Interscambio commerciale

Alessandro PasutRepubblica Ceca
In Repubblica Ceca il design italiano è molto ricercato; ciò si evidenzia soprattutto nel settore dell’arredamento, dove la richiesta di mobili italiani è in continuo aumento. Secondo l’Ufficio Ceco di Statistica le importazioni dall’Italia sono cresciute del 5% e l’Italia si trova ora preceduta solo da Paesi esportatori come la Germania, la Cina, la Polonia e l’Ungheria.
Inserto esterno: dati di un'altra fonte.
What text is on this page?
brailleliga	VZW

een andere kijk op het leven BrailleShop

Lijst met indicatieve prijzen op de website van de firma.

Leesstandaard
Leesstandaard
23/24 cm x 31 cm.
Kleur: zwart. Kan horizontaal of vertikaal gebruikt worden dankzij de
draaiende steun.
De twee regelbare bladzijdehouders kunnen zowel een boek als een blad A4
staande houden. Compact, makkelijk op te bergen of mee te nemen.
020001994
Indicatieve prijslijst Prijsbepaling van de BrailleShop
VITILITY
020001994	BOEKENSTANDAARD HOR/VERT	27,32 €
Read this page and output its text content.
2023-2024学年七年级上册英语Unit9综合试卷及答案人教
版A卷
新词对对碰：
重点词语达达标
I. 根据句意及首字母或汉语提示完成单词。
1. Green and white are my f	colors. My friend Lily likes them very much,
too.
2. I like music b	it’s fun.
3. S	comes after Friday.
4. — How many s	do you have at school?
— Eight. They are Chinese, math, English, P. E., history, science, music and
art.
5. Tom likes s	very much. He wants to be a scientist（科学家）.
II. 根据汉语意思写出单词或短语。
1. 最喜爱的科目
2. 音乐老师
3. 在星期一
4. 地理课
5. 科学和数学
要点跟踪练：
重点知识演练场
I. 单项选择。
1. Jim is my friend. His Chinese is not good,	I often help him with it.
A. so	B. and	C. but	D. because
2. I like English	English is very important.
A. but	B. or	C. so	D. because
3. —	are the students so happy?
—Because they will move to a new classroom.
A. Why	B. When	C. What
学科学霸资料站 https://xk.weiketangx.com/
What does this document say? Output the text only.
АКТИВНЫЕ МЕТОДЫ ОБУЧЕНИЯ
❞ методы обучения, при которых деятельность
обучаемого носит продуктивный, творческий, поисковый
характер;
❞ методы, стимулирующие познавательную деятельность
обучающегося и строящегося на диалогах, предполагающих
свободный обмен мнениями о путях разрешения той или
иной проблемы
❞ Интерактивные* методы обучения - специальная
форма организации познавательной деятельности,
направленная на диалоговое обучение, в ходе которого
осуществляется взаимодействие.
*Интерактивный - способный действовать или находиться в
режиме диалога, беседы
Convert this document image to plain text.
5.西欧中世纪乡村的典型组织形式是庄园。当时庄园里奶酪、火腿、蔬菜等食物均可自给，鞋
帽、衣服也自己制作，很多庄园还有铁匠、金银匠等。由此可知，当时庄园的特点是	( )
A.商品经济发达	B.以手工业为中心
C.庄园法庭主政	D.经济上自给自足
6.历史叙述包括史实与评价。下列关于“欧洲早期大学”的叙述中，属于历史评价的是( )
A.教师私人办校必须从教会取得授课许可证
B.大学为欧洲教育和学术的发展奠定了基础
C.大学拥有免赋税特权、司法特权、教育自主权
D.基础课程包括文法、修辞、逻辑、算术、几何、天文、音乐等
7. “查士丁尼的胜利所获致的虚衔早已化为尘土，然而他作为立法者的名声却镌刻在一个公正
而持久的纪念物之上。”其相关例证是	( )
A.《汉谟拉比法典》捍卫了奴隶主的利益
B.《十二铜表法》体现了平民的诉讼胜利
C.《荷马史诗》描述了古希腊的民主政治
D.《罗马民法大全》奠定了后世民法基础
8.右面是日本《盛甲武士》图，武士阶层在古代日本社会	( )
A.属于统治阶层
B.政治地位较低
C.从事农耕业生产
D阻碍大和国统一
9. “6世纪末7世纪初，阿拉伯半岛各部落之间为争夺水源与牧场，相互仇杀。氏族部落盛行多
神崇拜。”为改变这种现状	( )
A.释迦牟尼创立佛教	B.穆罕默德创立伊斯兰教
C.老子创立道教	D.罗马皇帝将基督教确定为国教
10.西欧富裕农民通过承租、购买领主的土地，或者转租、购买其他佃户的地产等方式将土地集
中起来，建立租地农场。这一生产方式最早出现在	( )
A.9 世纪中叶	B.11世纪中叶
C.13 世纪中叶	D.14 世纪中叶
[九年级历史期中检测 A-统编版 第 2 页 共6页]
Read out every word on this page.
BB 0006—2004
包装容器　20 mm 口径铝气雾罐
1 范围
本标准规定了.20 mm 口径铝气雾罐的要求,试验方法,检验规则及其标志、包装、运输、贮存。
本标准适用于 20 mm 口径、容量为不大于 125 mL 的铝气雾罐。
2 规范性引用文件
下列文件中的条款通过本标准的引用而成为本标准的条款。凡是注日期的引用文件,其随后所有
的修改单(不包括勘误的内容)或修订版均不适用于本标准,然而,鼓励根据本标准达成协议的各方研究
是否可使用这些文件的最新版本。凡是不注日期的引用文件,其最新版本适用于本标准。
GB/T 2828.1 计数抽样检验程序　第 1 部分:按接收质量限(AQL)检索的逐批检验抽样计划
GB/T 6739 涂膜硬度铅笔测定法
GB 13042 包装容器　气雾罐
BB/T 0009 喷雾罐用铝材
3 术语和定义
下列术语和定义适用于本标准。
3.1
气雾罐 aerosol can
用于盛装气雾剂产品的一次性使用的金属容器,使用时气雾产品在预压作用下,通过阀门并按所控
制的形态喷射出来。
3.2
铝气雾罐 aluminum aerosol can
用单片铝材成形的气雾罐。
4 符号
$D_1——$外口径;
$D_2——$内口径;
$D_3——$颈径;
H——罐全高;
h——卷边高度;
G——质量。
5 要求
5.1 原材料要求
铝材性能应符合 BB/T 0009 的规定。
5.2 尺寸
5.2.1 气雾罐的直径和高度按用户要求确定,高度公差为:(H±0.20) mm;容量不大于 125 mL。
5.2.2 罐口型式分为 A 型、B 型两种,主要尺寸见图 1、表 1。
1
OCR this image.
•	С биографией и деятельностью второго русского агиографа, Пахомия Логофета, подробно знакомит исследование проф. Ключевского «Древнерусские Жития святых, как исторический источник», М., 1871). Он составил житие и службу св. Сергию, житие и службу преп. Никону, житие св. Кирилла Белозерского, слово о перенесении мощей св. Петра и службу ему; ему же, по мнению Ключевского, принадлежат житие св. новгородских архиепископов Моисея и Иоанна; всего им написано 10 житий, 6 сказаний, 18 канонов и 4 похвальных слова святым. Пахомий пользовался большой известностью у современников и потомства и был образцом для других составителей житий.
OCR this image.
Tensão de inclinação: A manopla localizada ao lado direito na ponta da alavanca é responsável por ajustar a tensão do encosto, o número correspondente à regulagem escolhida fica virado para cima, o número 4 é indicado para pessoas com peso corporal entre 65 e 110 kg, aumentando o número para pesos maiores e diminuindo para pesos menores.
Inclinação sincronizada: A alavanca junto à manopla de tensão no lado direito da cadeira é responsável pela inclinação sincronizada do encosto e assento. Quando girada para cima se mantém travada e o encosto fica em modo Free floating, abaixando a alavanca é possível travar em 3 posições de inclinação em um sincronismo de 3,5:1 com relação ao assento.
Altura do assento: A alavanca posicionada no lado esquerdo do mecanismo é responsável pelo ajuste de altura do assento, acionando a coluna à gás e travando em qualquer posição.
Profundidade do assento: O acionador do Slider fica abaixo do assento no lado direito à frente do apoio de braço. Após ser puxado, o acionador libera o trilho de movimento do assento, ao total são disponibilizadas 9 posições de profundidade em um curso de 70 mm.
La concorrenza con la Germania non è una novità, mentre la presenza di quella cinese è recente, supportata da una diffusione capillare dei prodotti sul territorio, con prezzi di partenza difficilmente contrastabili. La certezza è che l’aumento della capacità reddituale farà convergere le scelte di acquisto della popolazione verso prodotti di alta qualità.

Montenegro
Nel primo semestre del 2015 l’interscambio tra l’Italia ed il Montenegro è stato di circa 100 milioni di euro. Tra i fornitori l’Italia è stata preceduta dalla Cina, dalla Serbia e dalla Bosnia Herzegovina ed è tra i primi posti nella classifica dei Paesi Clienti del Montenegro. L’Italia acquista nel settore della metallurgia, del legno, della paglia, dei macchinari ed apparecchiature, dell’agricoltura e pesca in genere, mentre fornisce merce nel settore dell’abbigliamento, degli alimentari, delle apparecchiature tecnologiche di precisione e dei prodotti in pelle finemente lavorati.

Ungheria
Tra il 2007 ed il 2013 l’Ungheria ha potuto usufruire di 30 miliardi di contributi UE e per il periodo dal 2014 al 2020 sono stati stanziati 22 miliardi, diversamente suddivisi per le regioni meno sviluppate, per l’occupazione dei giovani, per la cooperazione territoriale. Questi contributi hanno favorito il consolidarsi dell’economia del Paese e l’Ungheria ha potuto rendersi più appetibile agli investitori stranieri, che, tramite l’Agenzia per gli Investimenti ed il Commercio, possono ricevere contributi statali pari al 50% dell’investimento effettuato nel territorio. Attualmente gli investitori stranieri sono presenti nel settore chimico e farmaceutico e nel settore dell’informatica.

Croazia
Tra gli investitori stranieri l’Italia è tra i primi posti nella classifica internazionale ed ha investito, negli ultimi dieci anni, circa 1,5 miliardi di euro. I settori oggetto di interesse sono soprattutto quelli relativi alla attività immobiliare ed alberghiera, alla ristorazione, al commercio al dettaglio, al settore bancario. In Croazia sono presenti a vario titolo molte società note, quali, ad esempio, il Gruppo Unicredit, il Gruppo Intesa San Paolo, le Assicurazioni Generali, la Veneto Banca, Eni, Saipem, Adriatica, Ducati Energia, Calzedonia, Oviesse, Aquafil.

Tunisia
Per la Tunisia il settore turistico è sempre stato il più trainante dell’economia del Paese, ciò fino al 2015, anno in cui vari attentati terroristici hanno minato alla base questo settore: nell’arco di pochi mesi si è visto un calo del 30% di turisti stranieri rispetto agli anni precedenti, con una immediata ripercussione sugli oltre 400 mila occupati nel settore. I turisti italiani sono diminuiti del 60%, a seguire belgi, tedeschi, inglesi e francesi. Anche gli investitori stranieri sono diminuiti ed ora il Paese deve affrontare la necessità di variare l’offerta, puntando molto sulla qualità delle strutture ricettive.